Quarkonium in non-zero isospin chemical potential environment at $T \simeq 0$

TL;DR

This study investigates how non-zero isospin chemical potential influences quarkonium states at near-zero temperature using lattice QCD, revealing mass shifts and non-monotonic effects on bottomonium.

Contribution

It provides the first lattice QCD analysis of quarkonium behavior under isospin asymmetry at near-zero temperature, including mass modifications of bottomonium states.

Findings

Upsilon mass increases at high isospin chemical potential

Isospin asymmetry causes non-monotonic mass shifts

Preliminary results indicate significant effects at $=0.106$

Abstract

We study how the isospin asymmetry affects quarkonium states in QCD at near zero temperature.

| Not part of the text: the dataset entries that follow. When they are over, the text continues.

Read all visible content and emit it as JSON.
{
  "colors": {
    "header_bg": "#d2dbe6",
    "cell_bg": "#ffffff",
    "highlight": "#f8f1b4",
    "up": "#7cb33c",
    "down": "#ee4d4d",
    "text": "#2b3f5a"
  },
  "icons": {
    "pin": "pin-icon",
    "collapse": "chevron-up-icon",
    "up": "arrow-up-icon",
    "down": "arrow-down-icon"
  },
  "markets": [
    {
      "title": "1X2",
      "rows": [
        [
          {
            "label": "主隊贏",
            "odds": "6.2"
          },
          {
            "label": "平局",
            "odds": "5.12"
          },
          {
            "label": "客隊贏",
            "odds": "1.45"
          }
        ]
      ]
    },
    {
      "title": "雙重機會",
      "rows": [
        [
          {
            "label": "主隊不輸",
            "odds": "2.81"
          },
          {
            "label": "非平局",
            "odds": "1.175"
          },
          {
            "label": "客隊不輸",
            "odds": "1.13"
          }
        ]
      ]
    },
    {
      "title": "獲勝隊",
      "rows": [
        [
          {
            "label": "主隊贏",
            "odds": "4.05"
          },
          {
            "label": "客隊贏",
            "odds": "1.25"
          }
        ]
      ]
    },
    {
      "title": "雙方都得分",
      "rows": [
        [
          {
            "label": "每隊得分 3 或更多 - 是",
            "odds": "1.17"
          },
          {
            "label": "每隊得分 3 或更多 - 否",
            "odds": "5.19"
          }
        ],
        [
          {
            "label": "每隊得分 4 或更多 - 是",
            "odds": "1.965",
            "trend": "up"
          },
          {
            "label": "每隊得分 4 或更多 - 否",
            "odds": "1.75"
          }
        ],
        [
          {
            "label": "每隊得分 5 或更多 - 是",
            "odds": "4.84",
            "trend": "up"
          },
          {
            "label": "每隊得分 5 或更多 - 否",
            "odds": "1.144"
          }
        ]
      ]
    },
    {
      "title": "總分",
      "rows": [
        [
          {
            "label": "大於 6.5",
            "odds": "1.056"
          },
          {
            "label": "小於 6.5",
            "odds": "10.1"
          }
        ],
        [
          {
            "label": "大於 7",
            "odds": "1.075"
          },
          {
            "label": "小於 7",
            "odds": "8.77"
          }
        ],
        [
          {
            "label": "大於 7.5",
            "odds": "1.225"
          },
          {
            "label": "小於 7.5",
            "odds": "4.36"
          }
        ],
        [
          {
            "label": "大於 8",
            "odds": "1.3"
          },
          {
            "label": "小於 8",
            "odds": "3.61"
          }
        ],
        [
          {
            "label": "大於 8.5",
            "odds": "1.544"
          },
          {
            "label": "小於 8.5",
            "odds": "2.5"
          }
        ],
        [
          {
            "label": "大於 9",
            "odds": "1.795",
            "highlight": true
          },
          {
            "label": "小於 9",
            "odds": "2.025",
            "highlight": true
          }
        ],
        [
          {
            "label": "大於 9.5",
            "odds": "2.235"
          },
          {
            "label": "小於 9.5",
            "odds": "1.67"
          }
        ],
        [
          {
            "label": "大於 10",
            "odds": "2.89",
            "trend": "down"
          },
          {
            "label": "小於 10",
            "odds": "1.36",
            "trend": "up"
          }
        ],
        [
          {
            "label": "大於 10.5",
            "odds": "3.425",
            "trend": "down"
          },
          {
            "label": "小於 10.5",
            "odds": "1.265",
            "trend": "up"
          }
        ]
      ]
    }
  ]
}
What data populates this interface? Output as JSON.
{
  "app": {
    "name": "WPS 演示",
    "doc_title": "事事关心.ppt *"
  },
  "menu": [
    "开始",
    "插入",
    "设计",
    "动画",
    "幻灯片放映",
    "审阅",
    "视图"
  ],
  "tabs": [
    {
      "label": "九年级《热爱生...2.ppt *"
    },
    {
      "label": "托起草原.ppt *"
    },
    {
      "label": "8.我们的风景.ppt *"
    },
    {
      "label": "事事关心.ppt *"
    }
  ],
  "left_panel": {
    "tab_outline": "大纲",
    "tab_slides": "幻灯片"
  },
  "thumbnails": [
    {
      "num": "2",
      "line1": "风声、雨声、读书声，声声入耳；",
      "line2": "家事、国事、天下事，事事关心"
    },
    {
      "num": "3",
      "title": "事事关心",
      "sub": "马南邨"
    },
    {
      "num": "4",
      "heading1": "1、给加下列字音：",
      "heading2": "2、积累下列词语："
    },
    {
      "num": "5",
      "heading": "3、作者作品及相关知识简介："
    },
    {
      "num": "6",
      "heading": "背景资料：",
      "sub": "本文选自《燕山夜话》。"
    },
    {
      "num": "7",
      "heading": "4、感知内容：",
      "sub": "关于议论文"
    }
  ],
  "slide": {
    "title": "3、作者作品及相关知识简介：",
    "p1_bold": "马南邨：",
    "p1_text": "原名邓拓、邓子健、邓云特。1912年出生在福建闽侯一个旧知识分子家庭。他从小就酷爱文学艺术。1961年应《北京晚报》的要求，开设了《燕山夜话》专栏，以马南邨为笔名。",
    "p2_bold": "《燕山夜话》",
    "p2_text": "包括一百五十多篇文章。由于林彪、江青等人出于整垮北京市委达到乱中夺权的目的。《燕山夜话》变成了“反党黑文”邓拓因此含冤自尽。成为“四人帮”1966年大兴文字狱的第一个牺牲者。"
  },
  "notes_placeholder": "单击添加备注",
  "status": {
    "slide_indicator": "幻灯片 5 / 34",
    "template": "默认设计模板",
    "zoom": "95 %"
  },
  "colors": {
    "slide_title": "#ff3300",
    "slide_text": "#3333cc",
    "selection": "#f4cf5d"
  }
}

Using lattice Non-Relativistic QCD formalism, we calculate bottom quark correlators in the gauge field ensembles generated with $N_f = 2 + 1$ flavors of dynamical staggered quarks whose dynamics include the isospin chemical potential effect and then construct $S-$ and $P-$ wave quarkonium state correlators. From these quarkonium correlators, we consider the ratios of quarkonium correlators at non-zero isospin chemical potential to that at $\mu_I a = 0.000$. Here, the gauge field ensemble with $\mu_I a = 0.000, 0.048, 0.053, 0.059, 0.066, 0.080, 0.092$ and $0.106$ on a $32^3 \times 48$ lattice with non-zero isospin current strength $\lambda a = 0.0010, 0.0018,$ and $0.0036$, where $m_\pi = 135$ MeV and $a = 0.1535$ fm from \cite{Brandt:2022hwy}, are used. Preliminary results suggest that for $\mu_I a = 0.106$, the Upsilon mass gets heavier than the Upsilon mass in the vacuum and that below $\mu_I a = 0.106$ the isospin asymmetry effect on the Upsilon mass is not monotonic.